Want to get the most out of your performance review? Look no further. Read on to find how you can improve the effectiveness of those all important performance reviews.
Performance reviews are a forum for praise and improvement between supervisor and employee. In today’s professional society there has been an organisational shift to ongoing performance management. As an employee, it is imperative to get the most out of these meetings; below is a simple checklist to make sure you’re doing all you can!
At its core, the performance review is a discussion between an employee and their supervisor. In this conversation, the participants will review the employee's performance over a period of time, including a recognition of the interviewee's accomplishments as well as an assessment of areas for development and improvement.
For many performance appraisals are often considered a waste of time and unnecessary, however, there is a significant value in conducting them. These conversations with employees provide an open dialogue, the opportunity to reflect honestly on one's performance can strengthen relationships with managers.
Additionally, the insights attained through interviews are vital for improving employee retention. In response to performance reviews, an organization can determine what retrospective actions must be carried out in order to ameliorate employee engagement.
The old adage reads: ‘fail to prepare, prepare to fail’. Although an unwelcoming phrase, the message rings true. It is important to prepare for your performance review. Your manager won’t be able to remember all that you’ve accomplished since the last meeting. The 3 tips below are really easy to implement:
Gather information regarding your performance standards, both current (real-time) and during the time elapsed since the last review.
Review the objectives set for the current period, and evaluate your performance in relation to this.
Complete a self-assessment. Evaluate and identify key indicators of your performance.
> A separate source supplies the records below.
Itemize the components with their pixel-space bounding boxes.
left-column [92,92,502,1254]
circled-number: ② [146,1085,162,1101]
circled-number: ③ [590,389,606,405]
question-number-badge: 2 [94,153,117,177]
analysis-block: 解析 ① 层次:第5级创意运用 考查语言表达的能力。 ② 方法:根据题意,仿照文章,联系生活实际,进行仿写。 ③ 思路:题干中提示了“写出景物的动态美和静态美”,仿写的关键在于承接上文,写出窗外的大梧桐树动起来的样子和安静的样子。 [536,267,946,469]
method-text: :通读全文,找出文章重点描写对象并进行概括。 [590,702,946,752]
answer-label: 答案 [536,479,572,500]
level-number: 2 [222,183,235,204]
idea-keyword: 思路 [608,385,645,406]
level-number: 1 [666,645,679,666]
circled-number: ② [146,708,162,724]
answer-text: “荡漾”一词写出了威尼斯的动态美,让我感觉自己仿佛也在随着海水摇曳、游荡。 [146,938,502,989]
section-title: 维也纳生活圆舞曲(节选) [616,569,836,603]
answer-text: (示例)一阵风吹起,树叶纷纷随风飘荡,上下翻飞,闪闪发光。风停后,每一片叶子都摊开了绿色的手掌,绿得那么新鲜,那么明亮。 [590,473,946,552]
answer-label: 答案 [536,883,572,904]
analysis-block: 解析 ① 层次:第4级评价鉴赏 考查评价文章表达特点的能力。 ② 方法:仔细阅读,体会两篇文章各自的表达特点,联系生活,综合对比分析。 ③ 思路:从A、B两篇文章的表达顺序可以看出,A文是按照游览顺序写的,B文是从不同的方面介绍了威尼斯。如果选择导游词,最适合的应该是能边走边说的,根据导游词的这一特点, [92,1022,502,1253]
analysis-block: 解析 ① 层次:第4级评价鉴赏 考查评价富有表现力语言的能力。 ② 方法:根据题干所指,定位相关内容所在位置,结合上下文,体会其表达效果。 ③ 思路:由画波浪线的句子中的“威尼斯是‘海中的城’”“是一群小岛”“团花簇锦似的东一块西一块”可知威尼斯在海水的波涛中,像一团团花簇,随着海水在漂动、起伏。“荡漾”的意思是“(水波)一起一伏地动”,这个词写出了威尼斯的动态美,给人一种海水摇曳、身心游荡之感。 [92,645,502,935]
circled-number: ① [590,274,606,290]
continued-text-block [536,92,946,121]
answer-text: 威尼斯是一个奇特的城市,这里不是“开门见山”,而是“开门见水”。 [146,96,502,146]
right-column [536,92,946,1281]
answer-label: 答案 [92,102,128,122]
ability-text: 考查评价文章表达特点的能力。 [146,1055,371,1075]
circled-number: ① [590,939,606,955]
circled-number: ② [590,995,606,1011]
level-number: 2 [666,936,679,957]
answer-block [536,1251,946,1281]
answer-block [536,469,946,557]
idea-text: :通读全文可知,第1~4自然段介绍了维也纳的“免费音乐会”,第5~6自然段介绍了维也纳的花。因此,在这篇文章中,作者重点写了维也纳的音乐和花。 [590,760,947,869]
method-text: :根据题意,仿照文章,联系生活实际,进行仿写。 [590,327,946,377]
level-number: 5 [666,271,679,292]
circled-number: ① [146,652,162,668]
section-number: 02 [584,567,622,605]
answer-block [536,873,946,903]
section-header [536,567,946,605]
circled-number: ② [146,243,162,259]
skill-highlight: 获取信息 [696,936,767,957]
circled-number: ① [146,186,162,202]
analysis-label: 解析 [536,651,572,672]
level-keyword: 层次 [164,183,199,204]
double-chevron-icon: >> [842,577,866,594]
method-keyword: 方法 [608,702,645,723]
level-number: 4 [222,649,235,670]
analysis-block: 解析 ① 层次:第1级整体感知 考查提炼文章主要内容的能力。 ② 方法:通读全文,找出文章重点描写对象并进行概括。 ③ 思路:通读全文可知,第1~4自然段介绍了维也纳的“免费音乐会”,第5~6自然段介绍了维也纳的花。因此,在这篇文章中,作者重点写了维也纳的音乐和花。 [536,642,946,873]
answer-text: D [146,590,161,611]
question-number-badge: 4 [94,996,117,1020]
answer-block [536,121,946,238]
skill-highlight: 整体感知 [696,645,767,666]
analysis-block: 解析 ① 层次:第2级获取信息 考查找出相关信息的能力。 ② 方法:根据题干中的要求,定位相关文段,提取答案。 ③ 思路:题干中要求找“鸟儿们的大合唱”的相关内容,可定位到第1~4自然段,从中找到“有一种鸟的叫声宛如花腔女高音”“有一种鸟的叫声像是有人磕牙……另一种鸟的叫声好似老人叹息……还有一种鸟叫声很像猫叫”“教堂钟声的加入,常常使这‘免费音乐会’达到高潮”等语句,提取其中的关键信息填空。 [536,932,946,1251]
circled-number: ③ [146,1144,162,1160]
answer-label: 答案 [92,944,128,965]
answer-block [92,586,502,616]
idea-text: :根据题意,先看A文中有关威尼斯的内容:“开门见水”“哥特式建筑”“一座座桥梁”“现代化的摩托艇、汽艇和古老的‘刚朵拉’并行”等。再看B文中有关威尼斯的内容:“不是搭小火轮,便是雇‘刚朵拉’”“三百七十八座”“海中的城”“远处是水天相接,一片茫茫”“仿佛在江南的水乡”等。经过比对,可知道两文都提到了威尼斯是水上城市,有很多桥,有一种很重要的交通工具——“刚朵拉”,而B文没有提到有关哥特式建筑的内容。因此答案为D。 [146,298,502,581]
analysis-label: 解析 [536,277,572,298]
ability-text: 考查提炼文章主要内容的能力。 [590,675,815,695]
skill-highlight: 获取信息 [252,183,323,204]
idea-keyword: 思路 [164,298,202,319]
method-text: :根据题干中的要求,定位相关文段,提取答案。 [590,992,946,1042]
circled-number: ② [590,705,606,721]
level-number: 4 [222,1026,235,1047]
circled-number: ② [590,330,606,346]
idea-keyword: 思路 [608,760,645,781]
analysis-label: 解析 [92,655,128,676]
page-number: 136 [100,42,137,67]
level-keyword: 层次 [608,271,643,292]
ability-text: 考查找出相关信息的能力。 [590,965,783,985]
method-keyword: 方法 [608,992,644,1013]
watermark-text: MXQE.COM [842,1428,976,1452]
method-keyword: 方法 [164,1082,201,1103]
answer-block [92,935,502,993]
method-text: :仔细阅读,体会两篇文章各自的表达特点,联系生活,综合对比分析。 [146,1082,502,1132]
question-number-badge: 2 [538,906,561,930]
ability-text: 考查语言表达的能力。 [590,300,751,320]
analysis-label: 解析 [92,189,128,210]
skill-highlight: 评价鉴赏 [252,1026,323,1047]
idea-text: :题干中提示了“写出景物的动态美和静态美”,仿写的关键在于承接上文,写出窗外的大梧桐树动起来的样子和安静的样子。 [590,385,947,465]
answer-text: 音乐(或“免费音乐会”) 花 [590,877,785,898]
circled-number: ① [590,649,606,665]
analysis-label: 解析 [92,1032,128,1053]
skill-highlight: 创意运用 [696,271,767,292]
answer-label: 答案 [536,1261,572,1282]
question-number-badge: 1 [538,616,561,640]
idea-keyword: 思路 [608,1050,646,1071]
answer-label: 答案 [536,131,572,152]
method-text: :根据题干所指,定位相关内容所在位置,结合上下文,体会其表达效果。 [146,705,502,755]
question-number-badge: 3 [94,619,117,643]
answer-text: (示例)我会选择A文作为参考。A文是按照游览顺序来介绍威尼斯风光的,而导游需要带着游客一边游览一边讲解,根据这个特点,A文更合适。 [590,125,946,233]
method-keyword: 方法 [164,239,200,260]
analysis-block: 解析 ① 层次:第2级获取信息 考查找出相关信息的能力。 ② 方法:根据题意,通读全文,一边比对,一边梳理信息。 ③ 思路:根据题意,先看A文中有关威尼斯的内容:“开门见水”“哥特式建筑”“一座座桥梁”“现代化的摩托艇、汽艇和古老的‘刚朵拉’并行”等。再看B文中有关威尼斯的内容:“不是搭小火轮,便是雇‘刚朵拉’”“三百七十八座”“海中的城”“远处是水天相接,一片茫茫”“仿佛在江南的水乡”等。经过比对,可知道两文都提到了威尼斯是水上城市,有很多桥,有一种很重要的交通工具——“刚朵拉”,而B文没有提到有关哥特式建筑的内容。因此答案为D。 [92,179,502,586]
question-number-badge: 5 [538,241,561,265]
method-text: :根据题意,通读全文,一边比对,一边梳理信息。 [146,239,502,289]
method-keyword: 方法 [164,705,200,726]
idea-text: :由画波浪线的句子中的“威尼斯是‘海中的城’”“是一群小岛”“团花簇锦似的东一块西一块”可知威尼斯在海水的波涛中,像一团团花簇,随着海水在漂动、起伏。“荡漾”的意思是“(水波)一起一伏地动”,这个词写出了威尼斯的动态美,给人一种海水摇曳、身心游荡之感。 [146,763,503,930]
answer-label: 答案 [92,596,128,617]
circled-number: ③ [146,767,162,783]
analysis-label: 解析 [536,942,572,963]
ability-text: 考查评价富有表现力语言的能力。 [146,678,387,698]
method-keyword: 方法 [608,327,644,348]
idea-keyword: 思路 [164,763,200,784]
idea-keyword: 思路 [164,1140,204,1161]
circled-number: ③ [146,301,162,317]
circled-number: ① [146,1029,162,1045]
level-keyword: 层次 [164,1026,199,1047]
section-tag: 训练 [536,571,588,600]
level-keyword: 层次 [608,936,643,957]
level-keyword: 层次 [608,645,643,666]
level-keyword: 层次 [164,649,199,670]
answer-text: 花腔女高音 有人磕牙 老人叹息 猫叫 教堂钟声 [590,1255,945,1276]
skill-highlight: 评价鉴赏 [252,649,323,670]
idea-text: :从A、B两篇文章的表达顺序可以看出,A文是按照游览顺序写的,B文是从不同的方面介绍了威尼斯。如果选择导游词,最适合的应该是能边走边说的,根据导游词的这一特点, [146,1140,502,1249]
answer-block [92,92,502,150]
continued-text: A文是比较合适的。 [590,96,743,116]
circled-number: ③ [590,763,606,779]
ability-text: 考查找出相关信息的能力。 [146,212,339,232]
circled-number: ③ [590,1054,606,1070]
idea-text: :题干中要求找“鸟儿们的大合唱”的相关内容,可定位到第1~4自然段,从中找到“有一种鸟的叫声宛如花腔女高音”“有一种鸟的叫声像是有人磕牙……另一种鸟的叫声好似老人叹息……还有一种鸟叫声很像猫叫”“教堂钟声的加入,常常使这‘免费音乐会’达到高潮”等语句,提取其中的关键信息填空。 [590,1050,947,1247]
How have you performed in relation to your objectives? What have you done well? What hasn’t gone so well? Where can you improve? What do you need from your manager to perform even better? This gives you an overview of what can be discussed during your review.
Ask yourself key questions which are likely to come up in the performance review.
When in your review, remember to be honest, realistic, objective and specific. The meeting is an opportunity to develop a positive working environment. You should be updated on organisational goals that impact directly (or indirectly) on your work. It should also provide you with guidance on your short term goals and also be a comfortable place to discuss long term career goals. Before concluding the meeting, both parties should review any items that may carry over to the next meeting, these include: employee goals, challenges, deadlines and key tactics for achievement.
Following your performance review you should look to ask the question:
Here are some brief advisory actions to pursue having finished your evaluation:
For the purpose of learning and developing, contemplate on what was said during the performance review. It's no use going through the process of a review without taking some insights from it. Use the feedback and act on what has been discussed to improve areas of weakness that may have been highlighted. Moreover, consider what positives came from the review and determine how you were able to achieve this.
Having contemplated and started to act on what was discussed, you might find that you have some further questions that you didn't ask at the time. With hindsight, it is always easier to recognise something that you haven't fully grasped in real time. This is why you should take the opportunity to clarify with your reviewer anything that you might not have initially understood. Asking questions is fundamental to how we progress as individuals and in teams. Which leads onto the next step...
Now that you've developed more of an idea about your performance and the feedback from your reviewer, go and speak to your colleagues and look to establish their opinions of you based on your insights from the performance evaluation. Your team members will have the most informed understanding of you, especially as you likely spend the majority of your working hours collaborating with them.
Bring forward the insights that have stuck with you the most from your performance review. Look to learn from others and establish a greater appreciation for why these attributes are an accurate reflection. Take on suggestions for where you could improve in weaker areas or even to better stronger abilties.
Finally, with all of these insights and having been through the performance appraisals process itself, you will probably have accumulated a bank of notes and ideas about yourself that constitute a complete psycho-analysis. Don't shy away from this. No matter how irrelevant they might seem, all of these nuances will enable you to truly improve your approach to work. Take on the various forms of feedback and use it to build the best version of yourself.
When the time comes for you to undertake your next performance review, you'll be prepared to knock it out of the park. This next review will also provide an updated account of your performance, through which you will be able to learn further insights for your own professional development.